Меня грубо перевели (в прямом смысле этого слова) в иную плоскость существования, в обход нормальной смерти. Смогу ли я вынести то, что меня ждет? Но у меня нет выбора. Перевод, сделанный с нарушением прав, всегда подозрителен по качеству.
II
Восставший Каин
(1)
Кинофестиваль предназначался для киноманов всех мастей и должен был занимать их целую неделю. Намечался просмотр фильмов со всего света, а также вручение призов, наград и оглашение имен победителей, чтобы привлечь лучших и вдохновить самых честолюбивых. Не совсем обычным моментом программы был показ старых фильмов – кинематографических шедевров, которые мало кто видел, а также фильмов, когда-либо запрещенных по той или иной причине. Организаторы фестиваля обыскали великие киноархивы и уговорили их владельцев выдать драгоценные бобины из банковских сейфов. Московская школа кино, парижская Cinématique Française, берлинский Reichsfilmarchiv вынудили у организаторов всевозможные гарантии, что с редчайшими хрупкими целлюлозными пленками будут обращаться бережно, как они того заслуживают. Руководство фестиваля заверило публику, что ей покажут коллекцию забытых и репрессированных фильмов, не имеющую себе равных. Каждый из этих фильмов – шедевр, и те, кто считает кино великой формой искусства XX века, обязаны смотреть их затаив дыхание и вглядываясь в каждую деталь. Программа фестиваля и без того была обширной и дорогой, но эта коллекция вновь обретенных сокровищ играла центральную роль; для нее приберегалось место на газетных полосах и особо выразительные эпитеты.

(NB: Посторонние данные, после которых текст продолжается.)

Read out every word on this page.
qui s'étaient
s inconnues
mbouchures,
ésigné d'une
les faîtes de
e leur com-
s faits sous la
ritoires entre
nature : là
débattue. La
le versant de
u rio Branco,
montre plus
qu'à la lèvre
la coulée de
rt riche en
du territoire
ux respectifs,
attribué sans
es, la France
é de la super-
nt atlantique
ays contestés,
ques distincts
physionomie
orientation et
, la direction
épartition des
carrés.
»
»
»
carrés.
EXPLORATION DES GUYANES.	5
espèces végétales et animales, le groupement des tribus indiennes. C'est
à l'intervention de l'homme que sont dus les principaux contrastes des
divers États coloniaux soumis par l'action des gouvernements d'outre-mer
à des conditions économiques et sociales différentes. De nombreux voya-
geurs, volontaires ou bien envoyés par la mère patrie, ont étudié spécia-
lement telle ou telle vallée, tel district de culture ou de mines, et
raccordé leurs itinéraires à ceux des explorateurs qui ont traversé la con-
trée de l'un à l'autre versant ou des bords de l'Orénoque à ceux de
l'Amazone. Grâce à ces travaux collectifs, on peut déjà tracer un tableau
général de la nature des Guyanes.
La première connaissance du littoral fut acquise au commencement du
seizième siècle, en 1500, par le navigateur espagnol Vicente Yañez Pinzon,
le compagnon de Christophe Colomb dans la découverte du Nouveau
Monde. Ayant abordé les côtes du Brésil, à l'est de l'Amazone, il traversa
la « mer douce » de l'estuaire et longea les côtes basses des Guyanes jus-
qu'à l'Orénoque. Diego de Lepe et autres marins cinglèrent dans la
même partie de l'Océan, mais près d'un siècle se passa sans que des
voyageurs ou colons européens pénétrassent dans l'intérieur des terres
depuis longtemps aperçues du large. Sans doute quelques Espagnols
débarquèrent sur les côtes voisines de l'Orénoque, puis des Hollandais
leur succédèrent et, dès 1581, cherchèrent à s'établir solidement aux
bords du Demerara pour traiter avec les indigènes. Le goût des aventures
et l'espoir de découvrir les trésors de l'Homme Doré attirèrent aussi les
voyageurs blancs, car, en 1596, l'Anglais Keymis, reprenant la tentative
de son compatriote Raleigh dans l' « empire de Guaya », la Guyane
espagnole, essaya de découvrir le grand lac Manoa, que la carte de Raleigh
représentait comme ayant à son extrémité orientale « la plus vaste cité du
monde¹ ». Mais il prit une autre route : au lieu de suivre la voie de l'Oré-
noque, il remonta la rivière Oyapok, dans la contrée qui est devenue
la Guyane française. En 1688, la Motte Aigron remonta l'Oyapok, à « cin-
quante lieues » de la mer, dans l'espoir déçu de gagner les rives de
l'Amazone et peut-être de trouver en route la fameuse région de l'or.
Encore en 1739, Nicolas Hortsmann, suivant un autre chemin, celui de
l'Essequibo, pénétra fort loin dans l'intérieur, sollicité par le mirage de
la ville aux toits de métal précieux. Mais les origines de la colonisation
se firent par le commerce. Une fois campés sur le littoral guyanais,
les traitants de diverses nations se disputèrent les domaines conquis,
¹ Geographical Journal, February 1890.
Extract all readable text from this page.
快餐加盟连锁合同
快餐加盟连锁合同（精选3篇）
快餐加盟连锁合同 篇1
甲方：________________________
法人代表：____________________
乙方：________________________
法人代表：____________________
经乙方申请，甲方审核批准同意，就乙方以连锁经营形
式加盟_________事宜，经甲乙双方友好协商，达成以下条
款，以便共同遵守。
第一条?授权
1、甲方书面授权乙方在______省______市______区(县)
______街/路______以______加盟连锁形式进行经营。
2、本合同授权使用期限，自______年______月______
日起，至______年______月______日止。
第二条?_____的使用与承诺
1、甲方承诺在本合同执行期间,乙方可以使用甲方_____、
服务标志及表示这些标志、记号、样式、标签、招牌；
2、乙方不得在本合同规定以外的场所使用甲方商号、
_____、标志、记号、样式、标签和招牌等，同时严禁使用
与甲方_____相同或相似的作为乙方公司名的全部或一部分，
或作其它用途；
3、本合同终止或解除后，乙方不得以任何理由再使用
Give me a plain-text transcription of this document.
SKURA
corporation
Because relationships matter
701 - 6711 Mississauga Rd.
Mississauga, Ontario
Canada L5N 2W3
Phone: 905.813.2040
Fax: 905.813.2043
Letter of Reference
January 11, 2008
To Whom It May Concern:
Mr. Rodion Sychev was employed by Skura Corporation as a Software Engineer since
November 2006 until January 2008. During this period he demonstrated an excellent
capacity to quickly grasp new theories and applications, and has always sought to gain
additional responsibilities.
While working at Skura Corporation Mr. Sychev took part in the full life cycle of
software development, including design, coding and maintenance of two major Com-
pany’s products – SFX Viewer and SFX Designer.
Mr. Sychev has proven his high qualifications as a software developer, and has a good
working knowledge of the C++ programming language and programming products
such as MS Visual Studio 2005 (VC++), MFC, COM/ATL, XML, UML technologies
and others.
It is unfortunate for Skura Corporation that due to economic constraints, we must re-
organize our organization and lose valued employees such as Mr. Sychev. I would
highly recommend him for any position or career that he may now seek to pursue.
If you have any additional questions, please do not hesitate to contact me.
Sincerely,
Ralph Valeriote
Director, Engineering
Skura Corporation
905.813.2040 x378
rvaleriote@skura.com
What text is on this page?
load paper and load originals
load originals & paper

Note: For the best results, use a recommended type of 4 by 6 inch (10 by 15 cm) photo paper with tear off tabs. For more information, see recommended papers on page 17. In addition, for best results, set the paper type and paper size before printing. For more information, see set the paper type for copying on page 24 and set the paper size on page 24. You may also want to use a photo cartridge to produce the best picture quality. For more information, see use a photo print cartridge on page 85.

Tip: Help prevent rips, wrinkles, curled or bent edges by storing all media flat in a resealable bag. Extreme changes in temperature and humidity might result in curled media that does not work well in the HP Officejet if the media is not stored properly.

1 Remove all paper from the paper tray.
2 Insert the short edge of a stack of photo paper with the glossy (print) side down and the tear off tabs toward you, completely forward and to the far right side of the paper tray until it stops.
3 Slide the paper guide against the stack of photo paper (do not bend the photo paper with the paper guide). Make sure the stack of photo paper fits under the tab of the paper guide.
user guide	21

Именно эта часть фестиваля больше всего влекла Нюхача, поскольку в ней, конечно, можно будет накопать кучу «влияний», а также давних несправедливостей, когда изобретение того или иного кинематографического приема приписывают другому человеку; Нюхач обожает указывать на подобные ошибки.
Торжественная церемония открытия, на которую я попал как тень Гоинга, была примерно такой, как я и ожидал. Она проходила в огромном закрытом помещении в одном из лучших отелей Торонто; это помещение нельзя было назвать комнатой, поскольку в ней не было центра, фокуса, который притягивал бы к себе внимание; не было оно также и залом, поскольку его архитектура не направляла все взгляды в определенную сторону. Это был просто огромный отсек с ковролином на полу, без окон, ничего общего не имеющий ни с природой, ни с искусством и отчасти похожий на сумрачную пещеру, несмотря на мириады электрических ламп. В помещение вел длинный коридор вроде туннеля, увешанный современными гобеленами, с которых свисали массивные клочья пряжи, словно их поднял на рога и вспорол бешеный бык. Еще в это огромное пространство можно было войти через почти невидимые двери, сквозь которые сновали официанты и официантки с подносами угощений, напоминающих россыпи драгоценных камней – работа искусников, посвятивших свои дни созданию этой недолговечной красоты. Хотя помещение вентилировалось машинами, которые закачивали и выкачивали воздух, оно хранило память обо всех предыдущих мероприятиях – смесь запахов еды и женских духов.